Prior to the 2016 season, MLB.com named him the 4th best second base prospect in baseball. Wall spent 2016 with the High–A Modesto Nuts, where he posted a .264 batting average with six home runs and 56 RBI. He started 2017 with the Lancaster JetHawks where he batted .299 with three home runs, 16 RBI, and a .832 OPS in 22 games before a dislocated shoulder forced him to miss the remainder of the season. Wall began the 2018 season with Lancaster before receiving a promotion to the Double–A Hartford Yard Goats.

===Toronto Blue Jays===
On July 26, 2018, the Rockies traded Wall, Chad Spanberger, and either a player to be named later or cash considerations to the Toronto Blue Jays in exchange for Seung-hwan Oh. Wall finished out the season with the Double-A New Hampshire Fisher Cats, hitting .271/.354/.380 in 35 games. In 2019, Wall split the season between New Hampshire and the Triple–A Buffalo Bisons, slashing .268/.351/.422 with 11 home runs and 45 RBI in 123 games between the two teams.

Wall did not play in a game in 2020 due to the cancellation of the minor league season because of the COVID-19 pandemic. He elected free agency on November 2, 2020. On December 15, 2020, Wall re–signed with the Blue Jays on a minor league contract and was invited to spring training. In 2021, Wall spent the year with Triple–A Buffalo, posting a slash of .266/.343/.360 with one home run and 20 RBI in 78 games. He elected free agency following the season on November 7, 2021.

===Seattle Mariners===
On March 14, 2022, Wall signed a minor league contract with the Seattle Mariners that included an invitation to Spring Training. Wall played in 120 games for the Triple-A Tacoma Rainiers, batting .255/.333/.354 with 6 home runs, 41 RBI, and a league-leading 52 stolen bases. He elected free agency following the season on November 10.

===Atlanta Braves===
On January 30, 2023, Wall signed a minor league contract with the Atlanta Braves organization. In 78 games for the Triple–A Gwinnett Stripers, he hit .258/.360/.399 with 6 home runs, 38 RBI, and 45 stolen bases. On July 18, Wall was selected to the 40-man roster and promoted to the major leagues for the first time. On July 22, Wall made his major league debut against the Milwaukee Brewers as a pinch runner, stealing two bases. Against the New York Mets on August 12, Wall recorded his first career hit off Danny Mendick. In 15 games during his rookie campaign, he slashed .462/.533/.846 with one home run, two RBI, and five stolen bases.

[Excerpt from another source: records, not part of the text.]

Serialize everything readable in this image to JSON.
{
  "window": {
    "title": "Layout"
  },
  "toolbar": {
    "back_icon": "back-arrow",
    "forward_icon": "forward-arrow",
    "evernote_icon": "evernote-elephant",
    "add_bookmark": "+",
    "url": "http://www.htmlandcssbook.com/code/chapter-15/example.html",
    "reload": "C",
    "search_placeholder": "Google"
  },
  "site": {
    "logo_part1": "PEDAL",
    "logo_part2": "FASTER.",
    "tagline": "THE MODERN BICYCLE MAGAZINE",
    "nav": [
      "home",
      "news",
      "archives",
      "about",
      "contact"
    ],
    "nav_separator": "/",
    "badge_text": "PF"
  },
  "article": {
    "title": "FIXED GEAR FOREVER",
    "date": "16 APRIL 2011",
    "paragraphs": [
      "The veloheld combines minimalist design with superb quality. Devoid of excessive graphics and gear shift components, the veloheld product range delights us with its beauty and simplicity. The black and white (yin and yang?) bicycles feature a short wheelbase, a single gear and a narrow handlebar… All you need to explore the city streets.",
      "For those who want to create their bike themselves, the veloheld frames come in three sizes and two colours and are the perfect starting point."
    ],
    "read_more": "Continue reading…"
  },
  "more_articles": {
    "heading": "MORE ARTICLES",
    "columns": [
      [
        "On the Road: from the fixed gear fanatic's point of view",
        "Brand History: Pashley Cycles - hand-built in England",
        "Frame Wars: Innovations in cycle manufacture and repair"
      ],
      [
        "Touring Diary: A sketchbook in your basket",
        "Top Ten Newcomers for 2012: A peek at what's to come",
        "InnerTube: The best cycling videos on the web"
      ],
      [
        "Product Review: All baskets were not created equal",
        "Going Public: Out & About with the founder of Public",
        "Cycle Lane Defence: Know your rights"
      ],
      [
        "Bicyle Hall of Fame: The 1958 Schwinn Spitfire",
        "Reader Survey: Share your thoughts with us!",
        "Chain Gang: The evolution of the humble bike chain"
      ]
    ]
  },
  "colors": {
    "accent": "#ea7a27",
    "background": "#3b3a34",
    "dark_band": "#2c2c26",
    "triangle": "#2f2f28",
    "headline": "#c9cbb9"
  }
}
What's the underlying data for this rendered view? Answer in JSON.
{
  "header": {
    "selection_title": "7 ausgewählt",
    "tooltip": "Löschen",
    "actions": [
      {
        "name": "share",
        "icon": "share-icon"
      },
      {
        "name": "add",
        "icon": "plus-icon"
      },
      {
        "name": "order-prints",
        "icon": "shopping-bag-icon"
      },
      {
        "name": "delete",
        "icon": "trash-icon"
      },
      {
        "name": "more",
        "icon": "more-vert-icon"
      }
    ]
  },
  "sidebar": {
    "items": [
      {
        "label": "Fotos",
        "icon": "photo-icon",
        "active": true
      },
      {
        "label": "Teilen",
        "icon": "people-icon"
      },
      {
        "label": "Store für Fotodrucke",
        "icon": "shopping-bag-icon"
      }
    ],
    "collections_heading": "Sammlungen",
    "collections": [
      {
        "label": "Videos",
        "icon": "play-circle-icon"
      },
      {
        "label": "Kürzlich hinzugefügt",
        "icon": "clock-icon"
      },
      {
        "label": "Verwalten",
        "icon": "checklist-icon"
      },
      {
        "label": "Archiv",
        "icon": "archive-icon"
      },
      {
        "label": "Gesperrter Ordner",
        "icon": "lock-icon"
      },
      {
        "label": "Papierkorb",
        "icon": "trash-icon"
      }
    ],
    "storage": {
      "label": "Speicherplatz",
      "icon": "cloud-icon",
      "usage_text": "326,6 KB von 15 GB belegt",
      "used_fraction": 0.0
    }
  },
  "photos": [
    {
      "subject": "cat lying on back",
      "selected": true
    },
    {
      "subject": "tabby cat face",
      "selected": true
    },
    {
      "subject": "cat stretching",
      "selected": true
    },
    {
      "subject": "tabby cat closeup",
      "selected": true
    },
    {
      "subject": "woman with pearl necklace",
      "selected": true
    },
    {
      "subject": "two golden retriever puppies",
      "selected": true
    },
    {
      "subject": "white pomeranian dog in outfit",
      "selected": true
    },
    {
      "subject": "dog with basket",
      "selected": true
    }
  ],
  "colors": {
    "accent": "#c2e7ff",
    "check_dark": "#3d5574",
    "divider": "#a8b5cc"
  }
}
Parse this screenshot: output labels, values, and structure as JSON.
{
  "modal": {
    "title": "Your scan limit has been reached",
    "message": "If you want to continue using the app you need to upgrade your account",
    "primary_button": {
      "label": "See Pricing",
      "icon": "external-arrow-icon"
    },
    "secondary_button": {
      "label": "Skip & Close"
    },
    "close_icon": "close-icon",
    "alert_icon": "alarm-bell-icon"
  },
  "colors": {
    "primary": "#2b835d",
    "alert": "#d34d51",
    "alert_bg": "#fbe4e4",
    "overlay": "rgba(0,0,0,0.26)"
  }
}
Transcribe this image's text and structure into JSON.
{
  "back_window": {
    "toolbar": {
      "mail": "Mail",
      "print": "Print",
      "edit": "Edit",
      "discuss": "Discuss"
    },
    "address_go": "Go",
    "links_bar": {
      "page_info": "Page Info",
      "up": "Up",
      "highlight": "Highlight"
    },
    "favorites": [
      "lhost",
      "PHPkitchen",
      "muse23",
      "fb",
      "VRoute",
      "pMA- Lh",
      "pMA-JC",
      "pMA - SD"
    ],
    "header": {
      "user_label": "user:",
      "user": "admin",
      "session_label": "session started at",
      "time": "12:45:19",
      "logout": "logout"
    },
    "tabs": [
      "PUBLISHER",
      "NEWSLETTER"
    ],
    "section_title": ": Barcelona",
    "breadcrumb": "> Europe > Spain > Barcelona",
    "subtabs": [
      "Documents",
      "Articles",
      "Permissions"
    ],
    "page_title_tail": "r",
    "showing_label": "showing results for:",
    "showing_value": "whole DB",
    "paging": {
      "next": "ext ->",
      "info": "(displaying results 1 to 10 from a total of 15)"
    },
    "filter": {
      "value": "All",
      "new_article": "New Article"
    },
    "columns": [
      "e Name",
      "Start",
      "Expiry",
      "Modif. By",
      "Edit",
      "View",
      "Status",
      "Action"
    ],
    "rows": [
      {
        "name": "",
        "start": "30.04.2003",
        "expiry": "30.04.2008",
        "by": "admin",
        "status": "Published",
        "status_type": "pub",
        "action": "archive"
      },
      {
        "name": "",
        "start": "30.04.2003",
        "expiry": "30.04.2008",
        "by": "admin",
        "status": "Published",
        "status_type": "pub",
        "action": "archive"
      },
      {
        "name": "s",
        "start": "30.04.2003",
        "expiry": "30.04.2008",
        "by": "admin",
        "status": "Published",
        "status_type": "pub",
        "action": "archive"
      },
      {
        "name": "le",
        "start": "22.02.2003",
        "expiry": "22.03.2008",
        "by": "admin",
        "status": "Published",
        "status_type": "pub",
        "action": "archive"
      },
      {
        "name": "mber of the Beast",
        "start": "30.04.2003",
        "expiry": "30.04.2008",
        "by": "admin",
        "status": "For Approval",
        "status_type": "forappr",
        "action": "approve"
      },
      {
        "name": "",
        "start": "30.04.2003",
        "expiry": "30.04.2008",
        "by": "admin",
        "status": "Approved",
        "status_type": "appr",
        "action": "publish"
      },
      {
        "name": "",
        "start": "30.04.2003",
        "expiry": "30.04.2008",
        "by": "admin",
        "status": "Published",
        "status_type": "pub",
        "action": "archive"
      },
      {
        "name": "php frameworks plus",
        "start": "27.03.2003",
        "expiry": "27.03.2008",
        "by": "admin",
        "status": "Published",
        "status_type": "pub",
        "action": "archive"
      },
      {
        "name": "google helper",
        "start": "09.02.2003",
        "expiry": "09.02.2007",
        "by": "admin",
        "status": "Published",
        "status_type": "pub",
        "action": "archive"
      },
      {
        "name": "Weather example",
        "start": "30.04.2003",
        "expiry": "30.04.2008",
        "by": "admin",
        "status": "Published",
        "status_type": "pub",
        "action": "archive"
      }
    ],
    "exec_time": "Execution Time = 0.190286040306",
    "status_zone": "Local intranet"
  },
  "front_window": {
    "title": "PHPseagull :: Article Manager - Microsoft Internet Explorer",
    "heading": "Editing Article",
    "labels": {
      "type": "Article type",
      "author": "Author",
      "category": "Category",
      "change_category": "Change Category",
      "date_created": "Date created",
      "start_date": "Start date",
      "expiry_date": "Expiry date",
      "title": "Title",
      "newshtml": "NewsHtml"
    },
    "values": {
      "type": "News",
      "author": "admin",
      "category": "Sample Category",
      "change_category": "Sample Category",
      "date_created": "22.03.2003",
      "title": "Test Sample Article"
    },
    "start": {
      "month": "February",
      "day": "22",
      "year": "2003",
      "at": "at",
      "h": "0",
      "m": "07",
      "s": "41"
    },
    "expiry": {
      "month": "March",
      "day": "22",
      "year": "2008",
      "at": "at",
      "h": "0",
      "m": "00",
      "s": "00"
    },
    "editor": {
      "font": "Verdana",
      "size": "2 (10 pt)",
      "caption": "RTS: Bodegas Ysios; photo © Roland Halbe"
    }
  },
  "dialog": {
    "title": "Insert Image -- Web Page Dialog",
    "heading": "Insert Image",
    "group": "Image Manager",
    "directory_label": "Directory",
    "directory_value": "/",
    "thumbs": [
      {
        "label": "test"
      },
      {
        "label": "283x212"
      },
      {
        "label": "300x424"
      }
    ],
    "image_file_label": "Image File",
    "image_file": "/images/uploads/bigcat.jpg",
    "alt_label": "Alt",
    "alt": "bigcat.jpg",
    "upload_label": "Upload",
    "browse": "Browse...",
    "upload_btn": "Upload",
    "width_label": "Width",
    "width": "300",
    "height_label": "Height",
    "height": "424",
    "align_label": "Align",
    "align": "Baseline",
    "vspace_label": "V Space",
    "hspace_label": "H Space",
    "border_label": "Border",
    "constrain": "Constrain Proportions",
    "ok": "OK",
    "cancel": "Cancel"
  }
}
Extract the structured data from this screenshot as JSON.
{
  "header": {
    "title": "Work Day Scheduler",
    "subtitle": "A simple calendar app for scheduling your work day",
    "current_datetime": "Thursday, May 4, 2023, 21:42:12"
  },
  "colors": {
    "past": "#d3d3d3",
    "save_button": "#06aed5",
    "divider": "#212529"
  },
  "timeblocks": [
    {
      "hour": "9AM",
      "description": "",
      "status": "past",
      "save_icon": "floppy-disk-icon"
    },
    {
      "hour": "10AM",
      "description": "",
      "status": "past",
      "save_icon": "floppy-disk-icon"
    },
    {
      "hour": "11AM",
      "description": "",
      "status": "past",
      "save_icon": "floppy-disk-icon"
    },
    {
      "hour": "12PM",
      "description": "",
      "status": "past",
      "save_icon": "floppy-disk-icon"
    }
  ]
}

Wall made the Braves' Opening Day roster in 2024 as a bench player. On April 19, 2024, Wall was optioned to Triple–A Gwinnett. The Braves recalled Wall on June 17. In 13 games, he batted .241/.313/.241 with one RBI and three stolen bases. Wall was designated for assignment following the promotion of Nacho Alvarez Jr. on July 22.

===Miami Marlins===
On July 25, 2024, Wall was claimed off waivers by the Miami Marlins. Wall went 1–for–3 with a stolen base in 3 games for Miami before he was designated for assignment on August 26.

===Baltimore Orioles===
On August 28, 2024, Wall was claimed off waivers by the Baltimore Orioles. He was designated for assignment by the Orioles on September 1. Wall cleared waivers and was sent outright to the Triple–A Norfolk Tides on September 3. In 14 games for Norfolk, he batted .261/.382/.370 with one home run, six RBI, and four stolen bases. Wall elected free agency following the season on November 4.

===San Diego Padres===
On January 16, 2025, Wall signed a minor league contract with the San Diego Padres. In 69 appearances for the Triple-A El Paso Chihuahuas, he batted .298/.384/.429 with four home runs, 39 RBI, and 21 stolen bases. On August 2, Wall opted out of his contract with San Diego and became a free agent.

===Chicago Cubs===
On August 7, 2025, Wall signed a minor league contract with the Chicago Cubs organization. He made 22 appearances for the Triple-A Iowa Cubs, batting .245/.367/.429 with two home runs, 13 RBI, and eight stolen bases. Wall elected free agency following the season on November 6.